Sarebbe ridicolo se non fosse emblematicamente e tragicamente vero. Nel momento più drammatico per la Siria, uno Stato laico invaso da tagliagole islamici diventati “terroristi moderati e lettori di Kant”, lasciando a Israele campo libero per completare il genocidio a Gaza, quale protesta mettono in campo quelli che si tagliavano il ciuffo di capelli per le donne “oppresse dall’Islam”?

Un altro taglio di barba e capelli? Si tappano naso e bocca per la Siria martoriata in mano a orde di terroristi? No. Organizzano una “sentita” e strombazzata protesta contro la presentazione del libro di Khamenei, “Cella n14”, avendo saputo che avverrà giovedì 14 dicembre a Roma.

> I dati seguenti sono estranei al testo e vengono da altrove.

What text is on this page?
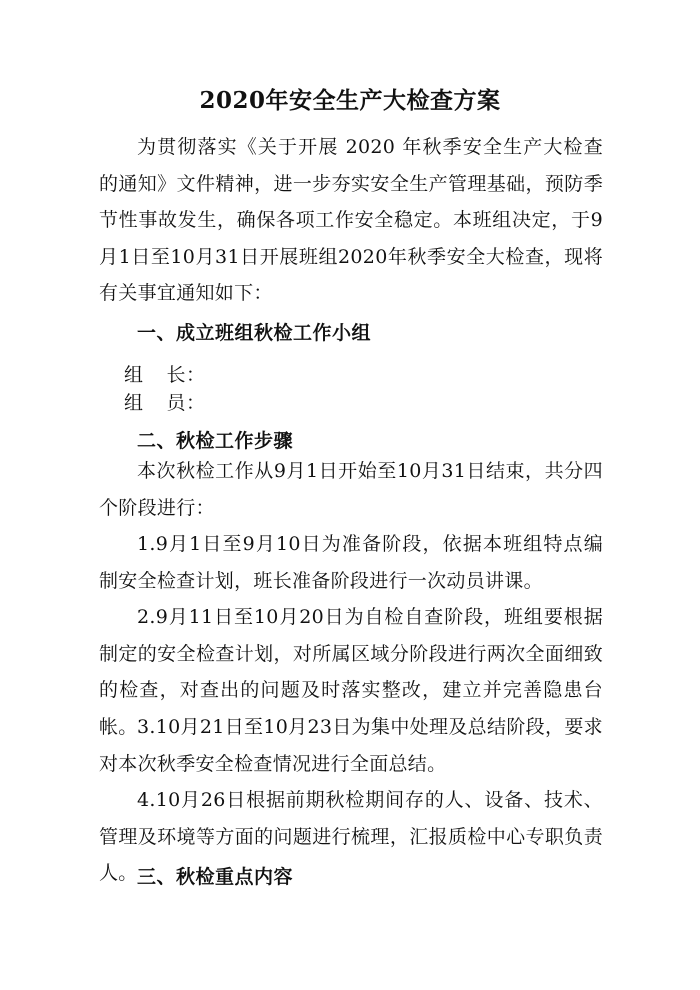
2020年安全生产大检查方案
为贯彻落实《关于开展 2020 年秋季安全生产大检查的通知》文件精神，进一步夯实安全生产管理基础，预防季节性事故发生，确保各项工作安全稳定。本班组决定，于9月1日至10月31日开展班组2020年秋季安全大检查，现将有关事宜通知如下：
一、成立班组秋检工作小组
组长：
组员：
二、秋检工作步骤
本次秋检工作从9月1日开始至10月31日结束，共分四个阶段进行：
1.9月1日至9月10日为准备阶段，依据本班组特点编制安全检查计划，班长准备阶段进行一次动员讲课。
2.9月11日至10月20日为自检自查阶段，班组要根据制定的安全检查计划，对所属区域分阶段进行两次全面细致的检查，对查出的问题及时落实整改，建立并完善隐患台帐。 3.10月21日至10月23日为集中处理及总结阶段，要求对本次秋季安全检查情况进行全面总结。
4.10月26日根据前期秋检期间存的人、设备、技术、管理及环境等方面的问题进行梳理，汇报质检中心专职负责人。 三、秋检重点内容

Peccato che non sia neppure vero che la presentazione del testo di Khamenei sia un’anteprima in Italia. Personalmente ho partecipato il 14 novembre alla presentazione del libro Cella n14, da parte dell’ambasciatore iraniano a Roma, Mohammad Reza Sabouri, di intellettuali e specialisti, giornalisti e docenti, di cittadini della Comunità iraniana a Roma e dei responsabili della casa editrice La Vela, (che lo ha tradotto e pubblicato in Italia), in occasione della Giornata Nazionale per la Promozione della lettura in Iran, in una bellissima sala dell’hotel Regina Margherita.

Un po’ buffo e quantomeno sospetto che, invece, solo dopo un mese, i paladini della “cultura occidentale” si siano accorti che il libro, un bel libro molto spirituale, circoli in realtà da molto tempo.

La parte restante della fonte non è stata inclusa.